L’explication réside dans la lune de miel maintenue pendant toute cette période avec le patronat national et international […] et y compris avec le gouvernement putschiste de Pepe Lobo et JOH, ou encore avec la très réactionnaire Eglise catholique nicaraguayenne – d’où le slogan gouvernemental de « socialisme chrétien et solidaire ».
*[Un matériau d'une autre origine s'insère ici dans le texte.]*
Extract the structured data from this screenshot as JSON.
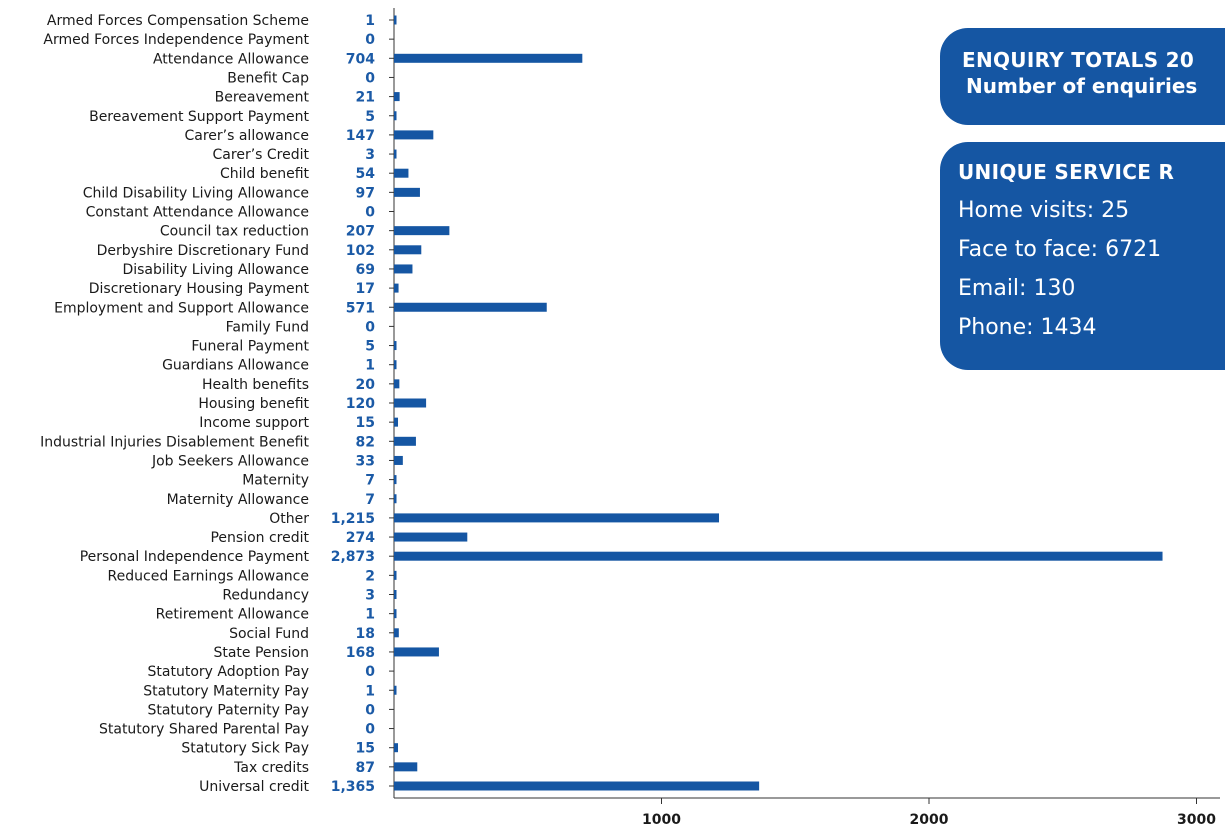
{
  "colors": {
    "bar": "#1556a3",
    "box": "#1556a3",
    "value_label": "#1b5aa6"
  },
  "chart_data": {
    "type": "bar",
    "orientation": "horizontal",
    "categories": [
      "Armed Forces Compensation Scheme",
      "Armed Forces Independence Payment",
      "Attendance Allowance",
      "Benefit Cap",
      "Bereavement",
      "Bereavement Support Payment",
      "Carer’s allowance",
      "Carer’s Credit",
      "Child benefit",
      "Child Disability Living Allowance",
      "Constant Attendance Allowance",
      "Council tax reduction",
      "Derbyshire Discretionary Fund",
      "Disability Living Allowance",
      "Discretionary Housing Payment",
      "Employment and Support Allowance",
      "Family Fund",
      "Funeral Payment",
      "Guardians Allowance",
      "Health benefits",
      "Housing benefit",
      "Income support",
      "Industrial Injuries Disablement Benefit",
      "Job Seekers Allowance",
      "Maternity",
      "Maternity Allowance",
      "Other",
      "Pension credit",
      "Personal Independence Payment",
      "Reduced Earnings Allowance",
      "Redundancy",
      "Retirement Allowance",
      "Social Fund",
      "State Pension",
      "Statutory Adoption Pay",
      "Statutory Maternity Pay",
      "Statutory Paternity Pay",
      "Statutory Shared Parental Pay",
      "Statutory Sick Pay",
      "Tax credits",
      "Universal credit"
    ],
    "values": [
      1,
      0,
      704,
      0,
      21,
      5,
      147,
      3,
      54,
      97,
      0,
      207,
      102,
      69,
      17,
      571,
      0,
      5,
      1,
      20,
      120,
      15,
      82,
      33,
      7,
      7,
      1215,
      274,
      2873,
      2,
      3,
      1,
      18,
      168,
      0,
      1,
      0,
      0,
      15,
      87,
      1365
    ],
    "value_labels": [
      "1",
      "0",
      "704",
      "0",
      "21",
      "5",
      "147",
      "3",
      "54",
      "97",
      "0",
      "207",
      "102",
      "69",
      "17",
      "571",
      "0",
      "5",
      "1",
      "20",
      "120",
      "15",
      "82",
      "33",
      "7",
      "7",
      "1,215",
      "274",
      "2,873",
      "2",
      "3",
      "1",
      "18",
      "168",
      "0",
      "1",
      "0",
      "0",
      "15",
      "87",
      "1,365"
    ],
    "xlim": [
      0,
      3000
    ],
    "xticks": [
      1000,
      2000,
      3000
    ],
    "xtick_labels": [
      "1000",
      "2000",
      "3000"
    ],
    "grid": false,
    "title": "",
    "xlabel": "",
    "ylabel": ""
  },
  "enquiry_box": {
    "title": "ENQUIRY TOTALS 20",
    "subtitle": "Number of enquiries"
  },
  "services_box": {
    "title": "UNIQUE SERVICE R",
    "items": [
      "Home visits: 25",
      "Face to face: 6721",
      "Email: 130",
      "Phone: 1434"
    ]
  }
}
Mais tout ceci appartient maintenant au passé. Le couple présidentiel affronte désormais l’hostilité de l’impérialisme, qui va chercher à domestiquer son gouvernement par des actions de boycott économique ; le patronat national ou un secteur important de celui-ci vient de divorcer ; et le pouvoir est activement rejeté par une bonne partie du peuple. Le cours que prendra le pays dépendra de la réponse du gouvernement au mouvement de contestation lancé par sa jeunesse et d’autres secteurs populaires, ainsi que de la capacité de ces derniers à conquérir de meilleures conditions démocratiques et sociales. Rien n’est joué et il est trop tôt pour dire ce qui pourrait se passer. Il n’y a cependant aucun doute qu’avec les mobilisations sociales de ces dernières semaines, qu’elles avancent ou qu’elles reculent, une nouvelle ère commence, dans laquelle un nouveau sujet historique s’est levé, sans crainte de prendre la parole et de décider de son propre sort.

Tomas Andino Mencía

 

  • 1. Ce texte en date du 22 avril 2018 a été publié deux jours plus tard sur le site qui est désormais celui de l’organisation brésilienne Resistência, courant du PSOL (http ://esquerdaonline.com.br). L’auteur y est présenté comme un « militant révolutionnaire hondurien de longue date ». Des coupes opérées pour des raisons de place sont signalées entre crochets.
  • 2. Epouse de Daniel Ortega et comme lui dirigeante du FSLN (Front sandiniste de libération nationale), Rosario Murillo est depuis le 10 janvier 2017 la vice-présidente du pays.
  • 3. JOH : Juan Orlando Hernández, le président du Honduras voisin, arrivé au pouvoir après le coup d’Etat militaire de 2009 – qu’il avait activement soutenu – contre le président légalement élu, Manuel Zelaya, qui avait eu le tort de vouloir consulter le peuple sur sa proposition de convocation d’une assemblée constituante.
  • 4. Lorsqu’ils avaient dû quitter le pouvoir, après leur défaite aux élections de février 1990, une série de responsables sandinistes étaient partis avec une « piñata » (littéralement, panier de friandises), composée notamment de propriétés immobilières qu’ils s’étaient accaparé ; dans le cas d’Ortega, pas moins de douze appartements ou maisons situés dans le quartier chic de Managua. Lorsqu’elle avait été connue, l’affaire avait fait scandale. Afin d’éviter d’inutiles complications (après tout, au gouvernement tout le monde « profite »…), le président de droite Arnoldo Alemán (1997-2002) avait cependant fait légaliser l’ensemble de ces « biens acquis ».
  • 5. Usines ou ateliers d’assemblage qui produisent pour l’exportation avec des exemptions d’impôts.